I’ve previously been aware of several unpredictable outside influences that can effect the results of my own wine tastings, both objective (weather, atmospheric pressure) and subjective (mood, work pressure), and many colleagues appear to have shared similar experiences, but the concept of following a calendar to get the most out of a wine would suggest that planning to taste wine on a root or leaf day is a professional blunder.

So I’m going to ask for some feedback on this one, and I’ll invite you to give me your thoughts as wine professionals on whether wines do in fact taste better on flower and fruit days.  Many of you may already have a biodynamic calendar that you use, like one buyer I visited in London last week, or you may like to get the book or the app (no, I’m not taking a commission!), but please do post comments on your findings.  And for those of you who will be coming to Bordeaux to taste the 2013 en primeur at the end of this month, many châteaux take part in several events so why not compare the same wines on different days during the week and report back?

After a cursory look at the first four months of this year, it appears that roughly half of the days could be useful to us professionally, by which I mean that at least part of the working day (9am to 6pm) is either flower or fruit, but this is not excluding weekends.  Unfortunately for the bordelais, only two out of the five days of primeur week are looking good, so let’s hope that doesn’t hinder this ‘difficult’ vintage even further…

7 responses to “Tasting biodynamically”

  1. Too many variables are concerned, generally, when comparing tasting wines on ‘good’ days and ‘bad’ days. An advantage is that some days there can be a matter of only an hour or so between ‘good’ and ‘bad’ – I’ve used such days several times to see if I can find a difference. Result – it’s inconclusive. I’m not hostile to the concept, but I don’t follow it, as it hasn’t consistently ‘worked’ for me.

    However you may be interested to know that I was scheduled to have some dental work done last week, but was persuaded by the dentist to defer it to this week as the ‘moon calendar’ wasn’t auspicious then, compared to now!

  2. Don says:

    Ah, biodynamism and astrology, the sciences of the Middle Ages.

  3. Alejandro says:

    Ah, grape vines and stars, around since well before the Middle Ages (and still around today).

  4. Ben Kennedy says:

    Thanks for your comments, all. Not a very balanced response, I was expecting some support for the idea, or do the supermarkets have it wrong?
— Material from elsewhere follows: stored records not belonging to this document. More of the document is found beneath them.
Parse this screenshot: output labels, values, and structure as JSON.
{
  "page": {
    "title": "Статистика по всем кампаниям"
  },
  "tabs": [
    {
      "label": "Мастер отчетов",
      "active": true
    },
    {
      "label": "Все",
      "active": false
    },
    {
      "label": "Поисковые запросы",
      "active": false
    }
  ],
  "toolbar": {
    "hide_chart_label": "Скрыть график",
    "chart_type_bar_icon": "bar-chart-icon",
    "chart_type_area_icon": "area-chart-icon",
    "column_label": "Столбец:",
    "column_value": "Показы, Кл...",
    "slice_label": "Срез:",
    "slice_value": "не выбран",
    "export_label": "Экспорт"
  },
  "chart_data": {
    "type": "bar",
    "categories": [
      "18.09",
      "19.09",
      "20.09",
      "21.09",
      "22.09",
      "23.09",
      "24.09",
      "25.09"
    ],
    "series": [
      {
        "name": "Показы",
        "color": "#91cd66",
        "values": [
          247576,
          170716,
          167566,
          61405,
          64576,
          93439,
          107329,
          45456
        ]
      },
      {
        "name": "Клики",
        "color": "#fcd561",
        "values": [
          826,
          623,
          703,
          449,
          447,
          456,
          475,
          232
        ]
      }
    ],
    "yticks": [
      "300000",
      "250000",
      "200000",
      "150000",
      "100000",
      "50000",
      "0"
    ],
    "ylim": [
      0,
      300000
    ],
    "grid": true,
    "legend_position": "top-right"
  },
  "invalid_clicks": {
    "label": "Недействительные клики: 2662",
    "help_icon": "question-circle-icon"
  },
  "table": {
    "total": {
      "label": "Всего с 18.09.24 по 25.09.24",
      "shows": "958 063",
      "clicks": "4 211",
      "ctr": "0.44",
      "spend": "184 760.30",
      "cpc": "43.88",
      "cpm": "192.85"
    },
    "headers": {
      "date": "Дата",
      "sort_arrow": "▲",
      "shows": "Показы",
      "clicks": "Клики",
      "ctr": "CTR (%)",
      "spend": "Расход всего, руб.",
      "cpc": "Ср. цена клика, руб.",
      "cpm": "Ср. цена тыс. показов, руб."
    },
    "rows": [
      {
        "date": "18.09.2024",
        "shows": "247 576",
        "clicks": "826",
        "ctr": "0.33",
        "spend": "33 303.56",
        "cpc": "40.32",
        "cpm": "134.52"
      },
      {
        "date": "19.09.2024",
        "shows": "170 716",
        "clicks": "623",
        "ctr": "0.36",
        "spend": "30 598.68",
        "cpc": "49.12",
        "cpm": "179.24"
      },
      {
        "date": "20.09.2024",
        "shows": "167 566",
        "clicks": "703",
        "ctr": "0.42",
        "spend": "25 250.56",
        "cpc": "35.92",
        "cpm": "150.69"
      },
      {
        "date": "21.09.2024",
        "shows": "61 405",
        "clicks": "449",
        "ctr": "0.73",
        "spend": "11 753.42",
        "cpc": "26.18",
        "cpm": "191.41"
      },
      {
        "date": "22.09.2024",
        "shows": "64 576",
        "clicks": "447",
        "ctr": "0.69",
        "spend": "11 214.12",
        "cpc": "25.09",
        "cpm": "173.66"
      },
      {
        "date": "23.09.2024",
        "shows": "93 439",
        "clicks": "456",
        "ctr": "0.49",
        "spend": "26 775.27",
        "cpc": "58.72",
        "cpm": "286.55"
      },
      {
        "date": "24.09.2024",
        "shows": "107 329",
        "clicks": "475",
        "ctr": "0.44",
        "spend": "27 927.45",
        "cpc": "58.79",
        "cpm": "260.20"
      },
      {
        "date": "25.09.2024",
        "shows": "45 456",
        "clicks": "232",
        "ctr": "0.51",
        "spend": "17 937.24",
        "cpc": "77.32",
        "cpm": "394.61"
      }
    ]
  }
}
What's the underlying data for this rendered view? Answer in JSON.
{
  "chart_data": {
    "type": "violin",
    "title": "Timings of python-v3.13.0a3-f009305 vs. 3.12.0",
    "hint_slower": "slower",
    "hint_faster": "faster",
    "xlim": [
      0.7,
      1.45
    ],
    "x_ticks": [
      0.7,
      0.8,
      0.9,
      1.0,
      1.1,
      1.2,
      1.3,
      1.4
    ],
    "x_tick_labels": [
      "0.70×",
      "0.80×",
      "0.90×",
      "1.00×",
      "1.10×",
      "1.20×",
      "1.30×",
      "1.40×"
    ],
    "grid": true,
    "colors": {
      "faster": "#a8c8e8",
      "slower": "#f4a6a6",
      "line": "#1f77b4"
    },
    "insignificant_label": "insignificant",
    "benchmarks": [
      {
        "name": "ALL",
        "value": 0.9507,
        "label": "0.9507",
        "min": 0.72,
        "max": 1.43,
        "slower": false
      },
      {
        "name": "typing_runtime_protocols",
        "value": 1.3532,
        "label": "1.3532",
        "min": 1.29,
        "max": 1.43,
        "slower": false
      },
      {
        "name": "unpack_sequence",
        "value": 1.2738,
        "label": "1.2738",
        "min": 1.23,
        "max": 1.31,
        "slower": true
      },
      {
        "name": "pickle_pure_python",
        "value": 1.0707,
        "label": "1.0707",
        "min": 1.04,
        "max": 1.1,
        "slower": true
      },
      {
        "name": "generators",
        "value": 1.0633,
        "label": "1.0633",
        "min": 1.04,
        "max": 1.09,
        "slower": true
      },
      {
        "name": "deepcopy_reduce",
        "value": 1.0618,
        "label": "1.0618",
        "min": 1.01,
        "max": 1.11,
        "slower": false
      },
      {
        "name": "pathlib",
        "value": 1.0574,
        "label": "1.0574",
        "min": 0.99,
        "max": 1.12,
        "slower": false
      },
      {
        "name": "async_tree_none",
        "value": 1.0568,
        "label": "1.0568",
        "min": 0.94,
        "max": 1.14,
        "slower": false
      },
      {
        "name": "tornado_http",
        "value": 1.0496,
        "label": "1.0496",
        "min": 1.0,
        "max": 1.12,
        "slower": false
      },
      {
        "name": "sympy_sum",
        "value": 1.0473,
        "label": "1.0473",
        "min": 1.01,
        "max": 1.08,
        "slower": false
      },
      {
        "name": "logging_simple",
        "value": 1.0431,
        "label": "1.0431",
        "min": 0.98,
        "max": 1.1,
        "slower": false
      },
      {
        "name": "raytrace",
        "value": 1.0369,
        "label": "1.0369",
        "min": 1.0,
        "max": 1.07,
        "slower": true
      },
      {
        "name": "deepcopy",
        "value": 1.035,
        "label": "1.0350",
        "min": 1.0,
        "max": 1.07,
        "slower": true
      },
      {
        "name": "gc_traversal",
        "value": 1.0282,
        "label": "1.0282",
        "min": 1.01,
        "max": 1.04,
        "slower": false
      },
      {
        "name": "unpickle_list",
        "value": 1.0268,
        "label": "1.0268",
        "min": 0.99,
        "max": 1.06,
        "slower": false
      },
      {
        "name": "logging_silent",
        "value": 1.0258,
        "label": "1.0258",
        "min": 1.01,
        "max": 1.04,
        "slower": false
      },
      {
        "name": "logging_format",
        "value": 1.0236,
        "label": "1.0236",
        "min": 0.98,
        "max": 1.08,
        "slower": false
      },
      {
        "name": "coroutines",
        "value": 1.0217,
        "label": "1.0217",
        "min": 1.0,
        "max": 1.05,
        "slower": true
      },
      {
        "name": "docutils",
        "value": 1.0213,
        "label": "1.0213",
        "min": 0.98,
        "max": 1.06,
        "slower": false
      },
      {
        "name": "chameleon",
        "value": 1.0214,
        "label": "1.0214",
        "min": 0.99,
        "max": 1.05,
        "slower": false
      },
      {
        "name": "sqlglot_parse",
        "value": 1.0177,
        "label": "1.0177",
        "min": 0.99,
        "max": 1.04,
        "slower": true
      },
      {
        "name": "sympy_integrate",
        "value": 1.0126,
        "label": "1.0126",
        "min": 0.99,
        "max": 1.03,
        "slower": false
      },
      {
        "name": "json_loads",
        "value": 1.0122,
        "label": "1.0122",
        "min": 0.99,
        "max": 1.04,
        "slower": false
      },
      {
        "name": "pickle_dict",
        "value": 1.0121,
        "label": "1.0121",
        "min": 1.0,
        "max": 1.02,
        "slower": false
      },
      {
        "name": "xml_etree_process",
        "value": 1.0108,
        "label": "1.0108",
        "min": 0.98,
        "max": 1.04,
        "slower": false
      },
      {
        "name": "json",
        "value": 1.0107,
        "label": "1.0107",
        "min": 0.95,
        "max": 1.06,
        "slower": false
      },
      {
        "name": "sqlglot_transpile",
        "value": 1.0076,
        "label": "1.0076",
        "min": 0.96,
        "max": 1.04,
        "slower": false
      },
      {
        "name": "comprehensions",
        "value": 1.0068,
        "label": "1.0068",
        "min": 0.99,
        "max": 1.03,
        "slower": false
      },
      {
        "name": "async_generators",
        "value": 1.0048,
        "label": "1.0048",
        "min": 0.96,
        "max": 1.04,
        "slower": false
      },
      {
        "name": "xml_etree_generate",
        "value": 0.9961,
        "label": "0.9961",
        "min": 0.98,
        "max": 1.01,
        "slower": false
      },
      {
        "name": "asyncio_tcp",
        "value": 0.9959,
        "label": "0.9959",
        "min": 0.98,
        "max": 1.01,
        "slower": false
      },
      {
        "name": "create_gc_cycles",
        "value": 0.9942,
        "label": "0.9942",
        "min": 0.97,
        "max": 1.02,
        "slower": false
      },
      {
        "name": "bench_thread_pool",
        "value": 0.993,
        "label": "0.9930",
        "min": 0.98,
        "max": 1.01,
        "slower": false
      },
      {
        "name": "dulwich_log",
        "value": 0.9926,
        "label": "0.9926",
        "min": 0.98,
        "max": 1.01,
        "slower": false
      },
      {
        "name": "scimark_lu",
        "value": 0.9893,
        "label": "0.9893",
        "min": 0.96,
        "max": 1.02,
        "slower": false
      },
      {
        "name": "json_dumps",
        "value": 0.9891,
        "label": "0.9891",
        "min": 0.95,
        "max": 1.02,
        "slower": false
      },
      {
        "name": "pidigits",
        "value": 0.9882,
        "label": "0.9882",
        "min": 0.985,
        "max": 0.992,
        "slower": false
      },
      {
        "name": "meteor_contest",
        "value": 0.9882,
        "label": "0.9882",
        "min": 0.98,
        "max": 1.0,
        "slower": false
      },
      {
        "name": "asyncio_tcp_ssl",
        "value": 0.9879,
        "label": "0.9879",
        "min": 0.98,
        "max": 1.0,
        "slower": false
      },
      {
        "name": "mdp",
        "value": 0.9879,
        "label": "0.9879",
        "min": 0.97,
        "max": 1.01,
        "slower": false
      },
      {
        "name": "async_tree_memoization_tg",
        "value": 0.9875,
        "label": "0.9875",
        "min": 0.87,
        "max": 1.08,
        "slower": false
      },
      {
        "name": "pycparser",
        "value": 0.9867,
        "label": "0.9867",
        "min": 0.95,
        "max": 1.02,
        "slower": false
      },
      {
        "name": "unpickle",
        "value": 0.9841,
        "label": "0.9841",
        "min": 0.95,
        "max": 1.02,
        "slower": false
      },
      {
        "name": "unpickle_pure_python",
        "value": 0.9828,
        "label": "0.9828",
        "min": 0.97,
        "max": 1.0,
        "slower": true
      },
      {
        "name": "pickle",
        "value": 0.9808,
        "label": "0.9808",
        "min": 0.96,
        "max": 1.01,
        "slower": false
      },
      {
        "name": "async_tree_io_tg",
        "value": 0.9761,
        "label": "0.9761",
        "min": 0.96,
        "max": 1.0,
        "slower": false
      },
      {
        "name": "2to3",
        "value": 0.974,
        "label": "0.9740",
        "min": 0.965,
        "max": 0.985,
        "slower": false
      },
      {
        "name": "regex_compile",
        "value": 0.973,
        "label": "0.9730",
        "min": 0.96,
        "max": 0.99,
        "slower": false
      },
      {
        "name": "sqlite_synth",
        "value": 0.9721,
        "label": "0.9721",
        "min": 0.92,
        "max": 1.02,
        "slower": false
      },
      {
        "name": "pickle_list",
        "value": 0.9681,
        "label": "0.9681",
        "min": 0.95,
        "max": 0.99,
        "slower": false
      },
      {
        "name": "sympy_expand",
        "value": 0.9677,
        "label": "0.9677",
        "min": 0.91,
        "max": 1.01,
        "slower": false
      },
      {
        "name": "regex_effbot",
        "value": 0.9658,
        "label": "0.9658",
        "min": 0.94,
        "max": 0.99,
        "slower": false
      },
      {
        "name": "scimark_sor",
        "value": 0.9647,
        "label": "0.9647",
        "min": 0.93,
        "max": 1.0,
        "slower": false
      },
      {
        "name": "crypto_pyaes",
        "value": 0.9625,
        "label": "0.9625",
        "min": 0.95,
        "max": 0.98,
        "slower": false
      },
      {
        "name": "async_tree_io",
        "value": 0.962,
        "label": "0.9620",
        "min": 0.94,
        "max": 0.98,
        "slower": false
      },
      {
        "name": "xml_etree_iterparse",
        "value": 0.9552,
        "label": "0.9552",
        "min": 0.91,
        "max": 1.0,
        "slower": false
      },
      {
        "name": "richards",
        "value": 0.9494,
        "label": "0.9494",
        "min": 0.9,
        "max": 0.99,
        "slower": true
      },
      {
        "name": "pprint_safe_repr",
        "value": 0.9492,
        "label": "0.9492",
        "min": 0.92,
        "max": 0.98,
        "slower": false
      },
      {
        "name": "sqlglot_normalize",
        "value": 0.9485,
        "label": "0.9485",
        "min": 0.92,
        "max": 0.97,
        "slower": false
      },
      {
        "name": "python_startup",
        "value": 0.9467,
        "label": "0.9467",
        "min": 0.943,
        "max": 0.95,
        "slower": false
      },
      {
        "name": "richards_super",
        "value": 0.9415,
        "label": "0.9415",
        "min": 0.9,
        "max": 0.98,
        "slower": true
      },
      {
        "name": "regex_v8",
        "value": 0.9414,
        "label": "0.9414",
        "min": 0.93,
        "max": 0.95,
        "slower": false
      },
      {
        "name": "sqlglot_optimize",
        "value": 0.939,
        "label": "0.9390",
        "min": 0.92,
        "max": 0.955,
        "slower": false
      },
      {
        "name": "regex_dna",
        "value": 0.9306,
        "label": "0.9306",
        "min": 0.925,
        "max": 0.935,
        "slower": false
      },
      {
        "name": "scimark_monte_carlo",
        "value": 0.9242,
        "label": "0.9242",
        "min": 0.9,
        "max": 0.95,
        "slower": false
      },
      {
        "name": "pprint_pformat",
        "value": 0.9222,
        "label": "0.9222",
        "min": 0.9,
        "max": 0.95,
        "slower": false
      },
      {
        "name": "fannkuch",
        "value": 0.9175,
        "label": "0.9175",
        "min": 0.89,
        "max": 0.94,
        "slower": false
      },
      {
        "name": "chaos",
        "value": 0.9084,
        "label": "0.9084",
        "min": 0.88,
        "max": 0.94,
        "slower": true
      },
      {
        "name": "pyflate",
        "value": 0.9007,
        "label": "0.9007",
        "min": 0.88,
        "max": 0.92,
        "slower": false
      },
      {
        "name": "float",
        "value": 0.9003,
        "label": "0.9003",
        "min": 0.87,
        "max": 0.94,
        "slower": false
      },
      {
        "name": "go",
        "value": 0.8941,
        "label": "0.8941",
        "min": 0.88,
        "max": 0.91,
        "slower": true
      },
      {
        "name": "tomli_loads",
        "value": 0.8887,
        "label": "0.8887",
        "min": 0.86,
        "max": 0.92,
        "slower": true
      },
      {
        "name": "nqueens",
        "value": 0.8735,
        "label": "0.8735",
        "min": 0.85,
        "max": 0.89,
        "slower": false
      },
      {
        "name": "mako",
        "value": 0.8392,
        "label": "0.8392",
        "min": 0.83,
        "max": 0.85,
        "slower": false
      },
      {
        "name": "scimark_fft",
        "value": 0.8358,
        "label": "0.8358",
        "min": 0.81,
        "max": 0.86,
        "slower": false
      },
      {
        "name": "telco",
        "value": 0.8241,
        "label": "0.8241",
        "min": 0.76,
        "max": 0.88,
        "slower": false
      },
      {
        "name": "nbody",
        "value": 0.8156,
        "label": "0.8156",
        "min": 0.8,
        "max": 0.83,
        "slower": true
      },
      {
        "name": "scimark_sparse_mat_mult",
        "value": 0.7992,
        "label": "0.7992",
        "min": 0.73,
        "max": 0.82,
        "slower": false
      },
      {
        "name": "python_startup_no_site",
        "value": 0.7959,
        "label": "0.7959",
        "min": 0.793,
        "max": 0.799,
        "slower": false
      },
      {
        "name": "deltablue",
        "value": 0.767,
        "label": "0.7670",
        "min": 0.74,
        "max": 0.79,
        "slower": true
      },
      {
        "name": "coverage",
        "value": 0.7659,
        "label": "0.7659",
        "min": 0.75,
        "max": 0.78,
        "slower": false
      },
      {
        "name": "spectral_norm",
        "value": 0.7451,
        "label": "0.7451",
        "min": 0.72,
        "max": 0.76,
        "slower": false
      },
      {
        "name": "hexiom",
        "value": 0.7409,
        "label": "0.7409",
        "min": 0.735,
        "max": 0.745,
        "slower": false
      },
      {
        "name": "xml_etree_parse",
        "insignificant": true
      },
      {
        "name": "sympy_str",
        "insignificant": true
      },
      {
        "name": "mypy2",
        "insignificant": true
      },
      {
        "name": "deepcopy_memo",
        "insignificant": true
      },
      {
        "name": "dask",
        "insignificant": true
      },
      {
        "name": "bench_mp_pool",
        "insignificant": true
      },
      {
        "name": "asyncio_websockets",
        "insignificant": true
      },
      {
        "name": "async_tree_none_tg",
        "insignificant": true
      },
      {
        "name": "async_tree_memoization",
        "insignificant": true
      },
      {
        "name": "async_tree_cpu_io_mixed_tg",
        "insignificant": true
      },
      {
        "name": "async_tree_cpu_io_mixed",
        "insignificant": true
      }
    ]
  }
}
  5. I believe there is something in it. Example, sampling wines at The France Show earlier this year – same wines/vintages different biodynamic days. Fruit day we couldn’t move. The wines were full of fruit and oozing charisma. Leaf day, certainly greener and a little more closed! Montirius in the Rhône are fantastic ambassadors to the art of biodynamic viticulture.

  6. Matt says:

    I work with one of London’s top wine schools and on a number of occasions have noticed the same wines to show considerably better on fruit and flower days. I never check prior to the wines being tasted so as not to throw in a psychological element to the equation. Obviously there is also bottle variation to be considered as well. Something that has become clear is that wines that are made in a more ‘natural’ way seem to show more of a variation opposed to a large production mass production wine. A bottle of Blossom Hill for example will show far less varience fruit vs. Root day compared to a biodynamic Loire wine (I am in no way advocating coca-cola wines though!). I hope to do a series of far more scientific tastings over the course of the year to further investigate this interesting subject and will report back.